# aep land leasing



## sparkywest28 (Feb 27, 2005)

how do u go about leasing aep land?


----------



## DarbyMan (Dec 11, 2005)

As far as I know, you don't.


----------



## bulafisherman (Apr 11, 2004)

I believe you do need a permit that is good for life, I got one about 20 years ago, I just recently hear that aep land might not be open for public use much longer, anyone know if there is any truth to that?


----------



## bronzebackyac (Apr 19, 2005)

I've heard that some land on the left side of 83 is going to leased, but to whom I don't know. I would say that the other areas and campgrounds are still going to be open. But on the other hand, with liability issues and people not using the area properly, I could see them closing it in the future. I sure hope not, but you never know. I would hope the state would buy it and set it aside for the public forever.


----------



## Snackmans Dad (May 2, 2007)

http://www.ohiogamefishing.com/community/showthread.php?t=80514 This was a good thread from awhile back interesting.


----------



## John S (Nov 8, 2007)

You can get a "Permit" at most local shops and on AEP's website you can print one out. I believe they lease land to farmers and such, I have never heard of them leasing a certain section to hunters or anything like that, I believe the farmers leased land would be considered private and non-huntable. Once they mine an area, it has to be vacant and "flushed" for so long due to the chemicals and such that are uncovered. As mining continues, they start digging in a different spots and close the current spot for a few years and then open it to hunting. 

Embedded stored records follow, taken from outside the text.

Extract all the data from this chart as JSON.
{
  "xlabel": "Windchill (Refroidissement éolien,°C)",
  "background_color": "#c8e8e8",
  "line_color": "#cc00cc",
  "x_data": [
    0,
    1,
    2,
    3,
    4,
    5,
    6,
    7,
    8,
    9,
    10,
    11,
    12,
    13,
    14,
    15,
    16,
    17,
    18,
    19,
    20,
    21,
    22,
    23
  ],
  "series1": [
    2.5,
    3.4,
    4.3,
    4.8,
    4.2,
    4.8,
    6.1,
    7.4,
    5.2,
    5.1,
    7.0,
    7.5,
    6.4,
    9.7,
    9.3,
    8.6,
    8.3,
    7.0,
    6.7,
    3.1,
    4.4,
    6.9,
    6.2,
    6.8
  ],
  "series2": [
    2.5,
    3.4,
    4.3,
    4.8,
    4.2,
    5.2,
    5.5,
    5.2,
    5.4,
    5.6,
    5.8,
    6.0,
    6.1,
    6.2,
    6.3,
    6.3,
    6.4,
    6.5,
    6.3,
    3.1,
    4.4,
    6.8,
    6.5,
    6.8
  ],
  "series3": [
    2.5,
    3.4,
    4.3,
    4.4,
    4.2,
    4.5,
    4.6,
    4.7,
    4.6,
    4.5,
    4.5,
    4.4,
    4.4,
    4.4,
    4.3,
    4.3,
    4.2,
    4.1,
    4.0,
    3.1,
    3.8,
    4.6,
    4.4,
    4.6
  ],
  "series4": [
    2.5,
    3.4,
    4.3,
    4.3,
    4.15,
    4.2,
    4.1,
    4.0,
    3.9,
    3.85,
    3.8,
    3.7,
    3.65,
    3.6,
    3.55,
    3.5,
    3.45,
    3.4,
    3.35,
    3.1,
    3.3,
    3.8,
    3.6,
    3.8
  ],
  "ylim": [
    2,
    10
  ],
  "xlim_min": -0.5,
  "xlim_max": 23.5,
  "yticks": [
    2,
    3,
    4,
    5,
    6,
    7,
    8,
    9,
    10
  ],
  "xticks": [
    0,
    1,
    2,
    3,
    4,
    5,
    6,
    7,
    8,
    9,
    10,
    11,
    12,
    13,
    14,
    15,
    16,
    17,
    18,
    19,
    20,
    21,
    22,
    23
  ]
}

I didn't hear anything about closing the area. They actually recently opened more areas and added acerage to existing sposts so?? I personally don't think they will close it, especially since deer eat the small vegitation and they like to appear to be very environmental friendly by planting millions of trees and what not. Almost all the people living in the area they are operating in hunt and they want good consumer relations. I think the real problems exist when people go off roading and tear it up, hurt, and litter. This is just my 2 cents. Good luck! -John


----------